Il dubbio comincia a serpeggiare in più di qualche persona a seguito dell’aumento dei contagi in Italia e in Europa. Certamente si tratta di qualcosa impossibile da escludere, esattamente come durante l’inverno nello svolgimento delle normali attività. In questo periodo, però, entrano in gioco due componenti che prima erano inesistenti o marginali: discrezionalità e svago. Queste due caratteristiche di luglio e agosto rendono il periodo, per alcuni, difficile e stressante. Le ragioni risiedono nella percezione di sé e in quella degli altri, in altre parole nella nostra cultura.
Il rischio di comportamenti irresponsabili

La discrezionalità, parzialmente riconquistata da poche settimane, è un diritto ma comporta dei doveri. Finché le restrizioni sono molto severe, i locali sono tutti chiusi ed è in vigore il coprifuoco il problema si pone soltanto relativamente: le possibilità di scegliere cosa fare sono poche e non bisogna pensare troppo, ma adesso non siamo in quella condizione. In un periodo in cui la sensibilità della popolazione riguardo alla salute pubblica è così sensibile, l’aderenza a comportamenti che tutelino se stessi e gli altri è importante. Allo stesso modo, l’avere comportamenti “irresponsabili” comporta il rischio di sanzioni sociali, quando non giuridiche: almeno una parte del popolo social è pronto a scagliarsi con aggressività verso chi è percepito come un pericolo.

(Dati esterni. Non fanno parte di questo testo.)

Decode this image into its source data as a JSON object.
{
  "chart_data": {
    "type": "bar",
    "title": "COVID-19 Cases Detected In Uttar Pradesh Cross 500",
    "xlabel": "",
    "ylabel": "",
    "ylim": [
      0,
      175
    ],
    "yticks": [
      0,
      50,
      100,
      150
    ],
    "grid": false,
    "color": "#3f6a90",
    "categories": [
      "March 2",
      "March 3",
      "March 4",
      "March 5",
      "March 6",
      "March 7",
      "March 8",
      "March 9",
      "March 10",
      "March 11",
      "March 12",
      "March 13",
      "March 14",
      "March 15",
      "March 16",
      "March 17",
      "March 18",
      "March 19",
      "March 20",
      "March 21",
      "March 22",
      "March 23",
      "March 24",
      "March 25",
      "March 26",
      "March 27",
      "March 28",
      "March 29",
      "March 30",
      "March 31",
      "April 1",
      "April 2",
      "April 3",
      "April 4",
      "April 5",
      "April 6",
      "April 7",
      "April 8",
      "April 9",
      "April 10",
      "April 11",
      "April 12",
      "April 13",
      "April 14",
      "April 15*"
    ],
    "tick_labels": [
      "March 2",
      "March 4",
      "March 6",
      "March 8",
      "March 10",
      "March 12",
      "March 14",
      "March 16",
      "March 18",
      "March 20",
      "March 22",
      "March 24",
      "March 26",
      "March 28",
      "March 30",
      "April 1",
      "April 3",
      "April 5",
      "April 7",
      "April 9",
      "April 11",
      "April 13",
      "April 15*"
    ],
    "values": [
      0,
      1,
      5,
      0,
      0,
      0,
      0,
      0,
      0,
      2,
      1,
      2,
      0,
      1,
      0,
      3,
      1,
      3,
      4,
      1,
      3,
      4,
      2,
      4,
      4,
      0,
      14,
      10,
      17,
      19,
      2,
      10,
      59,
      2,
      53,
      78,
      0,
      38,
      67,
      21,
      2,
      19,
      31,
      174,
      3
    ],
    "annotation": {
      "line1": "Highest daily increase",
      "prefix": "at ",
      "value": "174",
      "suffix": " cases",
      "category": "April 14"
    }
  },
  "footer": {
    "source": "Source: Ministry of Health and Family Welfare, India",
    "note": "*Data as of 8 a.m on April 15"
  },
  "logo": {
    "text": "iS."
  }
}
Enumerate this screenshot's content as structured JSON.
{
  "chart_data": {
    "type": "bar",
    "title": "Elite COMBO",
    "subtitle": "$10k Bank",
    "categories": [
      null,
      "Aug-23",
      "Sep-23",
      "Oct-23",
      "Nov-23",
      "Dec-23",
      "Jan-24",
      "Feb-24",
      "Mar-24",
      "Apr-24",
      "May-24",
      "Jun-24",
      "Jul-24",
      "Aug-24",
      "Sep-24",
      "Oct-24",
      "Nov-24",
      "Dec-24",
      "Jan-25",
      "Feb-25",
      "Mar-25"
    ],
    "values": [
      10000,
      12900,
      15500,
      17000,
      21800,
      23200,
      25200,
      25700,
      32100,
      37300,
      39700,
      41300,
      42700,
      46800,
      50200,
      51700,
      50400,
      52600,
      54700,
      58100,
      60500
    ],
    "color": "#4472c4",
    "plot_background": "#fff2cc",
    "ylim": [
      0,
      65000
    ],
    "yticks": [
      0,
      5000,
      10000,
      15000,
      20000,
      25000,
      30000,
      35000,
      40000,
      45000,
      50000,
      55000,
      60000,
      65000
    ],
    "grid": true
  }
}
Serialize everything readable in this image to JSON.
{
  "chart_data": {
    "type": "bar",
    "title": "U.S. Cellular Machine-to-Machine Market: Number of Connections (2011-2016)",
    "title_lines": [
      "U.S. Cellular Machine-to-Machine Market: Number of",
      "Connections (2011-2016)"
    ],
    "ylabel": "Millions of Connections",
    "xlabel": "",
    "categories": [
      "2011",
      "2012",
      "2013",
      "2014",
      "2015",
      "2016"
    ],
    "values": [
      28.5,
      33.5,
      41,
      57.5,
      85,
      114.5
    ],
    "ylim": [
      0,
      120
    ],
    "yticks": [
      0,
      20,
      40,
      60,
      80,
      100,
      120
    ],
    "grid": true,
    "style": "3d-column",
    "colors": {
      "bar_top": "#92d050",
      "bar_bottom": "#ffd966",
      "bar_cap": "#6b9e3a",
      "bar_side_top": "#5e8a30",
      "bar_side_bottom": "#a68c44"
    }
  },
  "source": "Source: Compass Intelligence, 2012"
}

Quindi gli assembramenti, la socialità, gli spostamenti sono una facoltà individuale, una scelta di cui ciascuno è responsabile. La possibilità di scegliere genera in alcune persone una grande dose di ansia: andare all’aperitivo, a vedere la finale degli Europei, farsi vedere in situazioni al limite dell’assembramento sono tutte scelte individuali e sono percepite come foriere di conseguenze molto concrete
Se non soffro sono in torto

La seconda fonte di disagio è il fatto che la bella stagione e i giorni di vacanza permettono di dedicarsi ad attività ricreative. Il problema è che in caso di contagio non abbiamo una “giustificazione” interna né una sociale. Contrarre il covid nello svolgimento del lavoro, specialmente se di utilità sociale, avrebbe potuto permettere ad alcune persone di percepirsi e presentarsi agli altri con un ché di “eroico”. La malattia diventa una ferita di guerra che si esibisce. Questa narrazione, interna ed esterna, renderebbe più accettabile il rischio, il disagio e lo stigma associati all’essere stati contagiati (e contagiosi). Ma se il contagio avviene in una spiaggia, in un locale, in un evento pubblico, non esiste la possibilità di appellarsi al dovere. La responsabilità diventa tanto più personale ed evidente quanto decade la componente di produttività e operosità che poteva schermarci. A ciò si aggiunge la possibilità di andare, per divertimento e turismo, all’estero. La pandemia ci ha reso più sospettosi rispetto a ciò che è distante e più chiusi, è normale: l’idea che qualcuno porti sul territorio un quantitativo di virus che poteva rimanere distante, magari un ceppo mutato e pericoloso, è difficilmente accettabile. Sento tante persone che scelgono l’Italia anche per questa ragione: il nostro Paese è meraviglioso, mi augurerei che la scelta di trascorrerci le vacanze non fosse figlia di paura e disagio.
Educare le persone alla responsabilità

La verità è che il problema è da un’altra parte, risiede nella nostra percezione. Certo, stiamo combattendo tutti una battaglia per la salute pubblica e per costruire un futuro. Dall’altra non possiamo pensare che tutti abbiano una resistenza infinita a condizioni di restrizione: dobbiamo considerare che un po’ di possibilità di spostamento e di svago sono necessarie. I contagi ci sono e ci saranno, dipendono soltanto relativamente dalle scelte dei singoli. C’è bisogno di educare le persone a riconoscere i rischi e a comportarsi quanto più responsabilmente possibile e nel contempo è fondamentale che tutti noi cerchiamo di vivere con benevolenza, tolleranza e pazienza questo periodo. L’alternativa è una società controllante e oppressiva, portatrice di disagio psicologico e insostenibile a lungo termine.